The flex in the knees is maintained throughout the conventional swing and will create a stable base to launch the downswing through the ball. The Stack and Tilt method straightens the right knee on the backswing, before moving forward on the downswing.

The conventional swing basic fundamentals are Grip, Alignment, Posture, and Stance. A good solid grip will stand up to pressure moments in any game. Some use a strong grip while others who like to fade the ball use a slightly weaker grip. Stack and Tilt place no emphasis on the grip and it can vary from player to player. Conventional players all understand alignment and it is the key to accuracy, while Stack and Tilt believe all players lineup differently for best results.

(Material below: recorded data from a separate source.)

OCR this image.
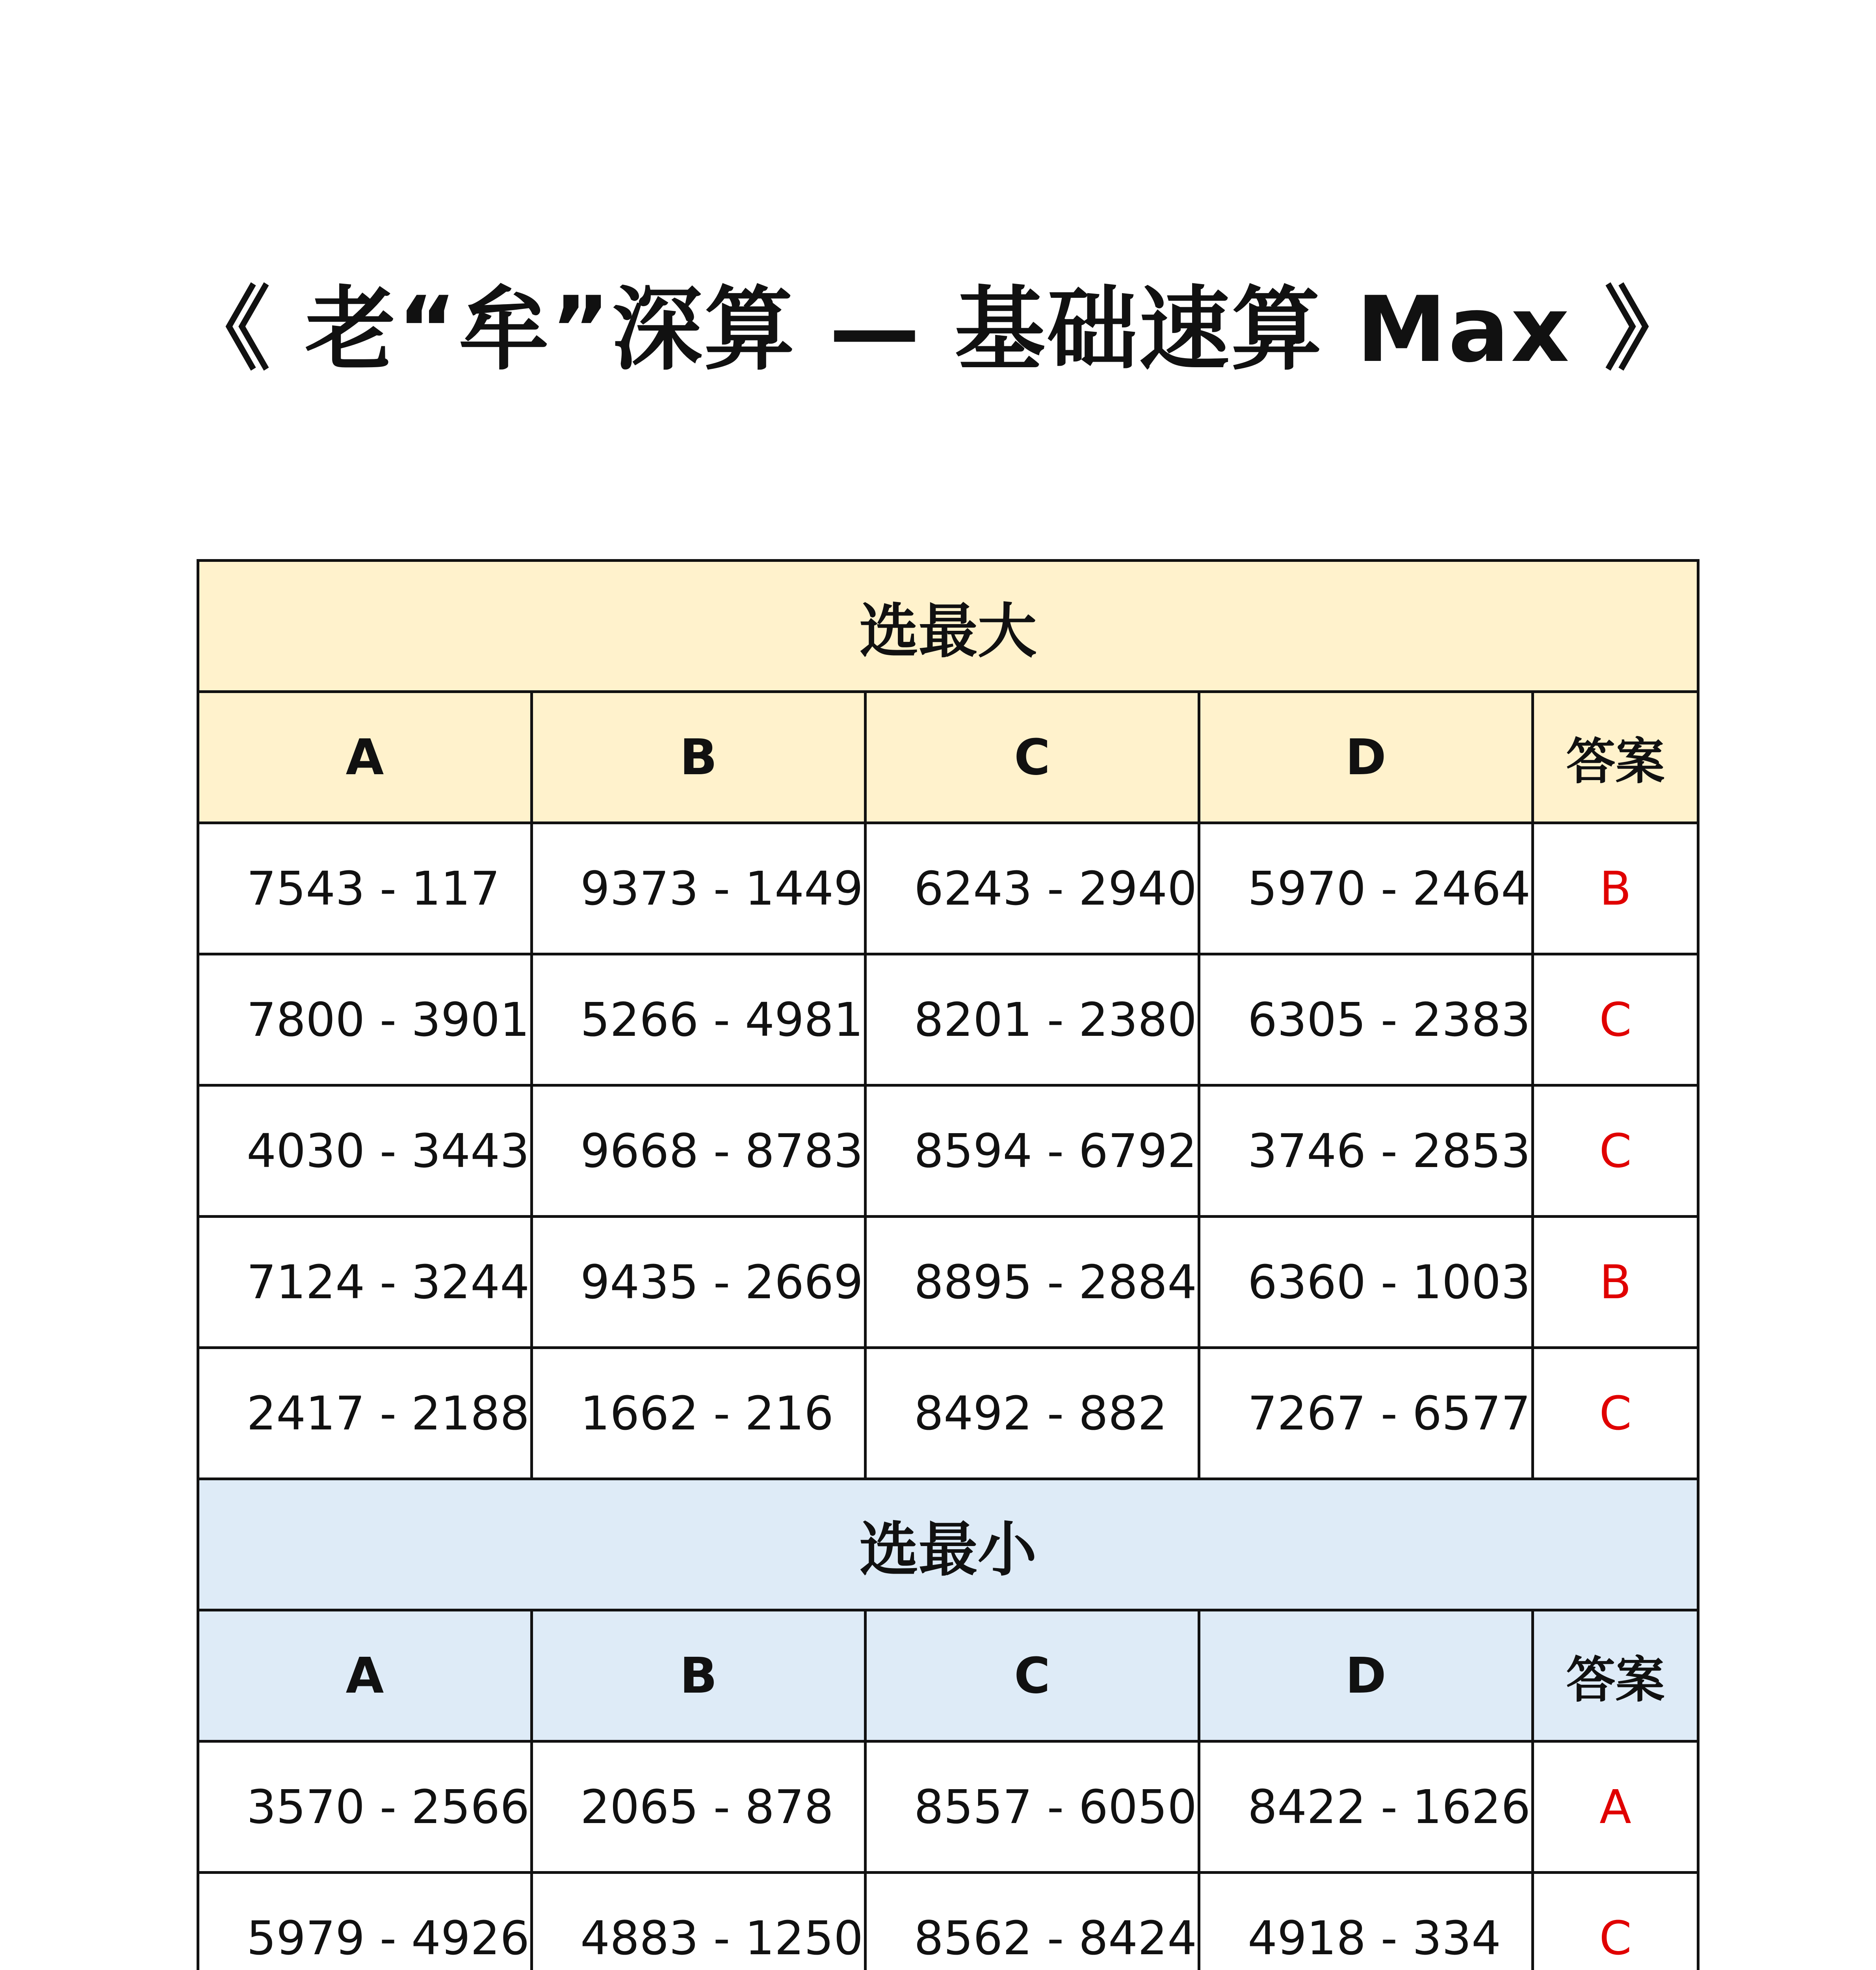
《 老“牟”深算 — 基础速算 Max 》
选最大				
A	B	C	D	答案
7543 - 117	9373 - 1449	6243 - 2940	5970 - 2464	B
7800 - 3901	5266 - 4981	8201 - 2380	6305 - 2383	C
4030 - 3443	9668 - 8783	8594 - 6792	3746 - 2853	C
7124 - 3244	9435 - 2669	8895 - 2884	6360 - 1003	B
2417 - 2188	1662 - 216	8492 - 882	7267 - 6577	C
选最小				
A	B	C	D	答案
3570 - 2566	2065 - 878	8557 - 6050	8422 - 1626	A
5979 - 4926	4883 - 1250	8562 - 8424	4918 - 334	C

Posture and stance are very strong basics and set the platform to launch a good solid swing. Changing posture through the swing will have disastrous results. Stack and Tilt believe a more rounded shoulder position and back, will free up the swing and the chin is close to the chest. Conventional prefer the chin to be up in order for the shoulders to turn underneath.

Pros

  • In the conventional swing, there are many moving parts, and to sync these on every swing is what makes golf so difficult.
  • The Stack and Tilt method reduces the body movements within the swing and can be very effective if all are put into practice.
  • Stack and Tilt produce a downward strike and the ball is compressed into the turf for maximum distance.
  • A draw-bias ball flight is good in windy conditions

Cons

  • The biggest problem with Stack and Tilt is undoubtedly the weight distribution. Any golfer who has played the game will have been taught the converse of the method. In fact, in any ball sport, the weight moves back and then forward through delivery. Throwing a baseball, hitting a tennis ball, batting in cricket, just to name a few. Starting the swing with more weight on the front foot will encourage a “reverse pivot” which is probably one of the most common faults with golfers today. The ball can go anywhere!

Final Thoughts

Golfers wanting to change from the traditional or conventional way of hitting a golf ball to the Stack and Tilt method will require plenty of time to practice and adapt. As we all know, there is no correct or incorrect way to swing a golf club, but sticking to the basic fundamentals of any sport, makes improvement easier.

I am sure that many golfers on the PGA Tour will incorporate some of the key moves within the Stack and Tilt method. Give it a try!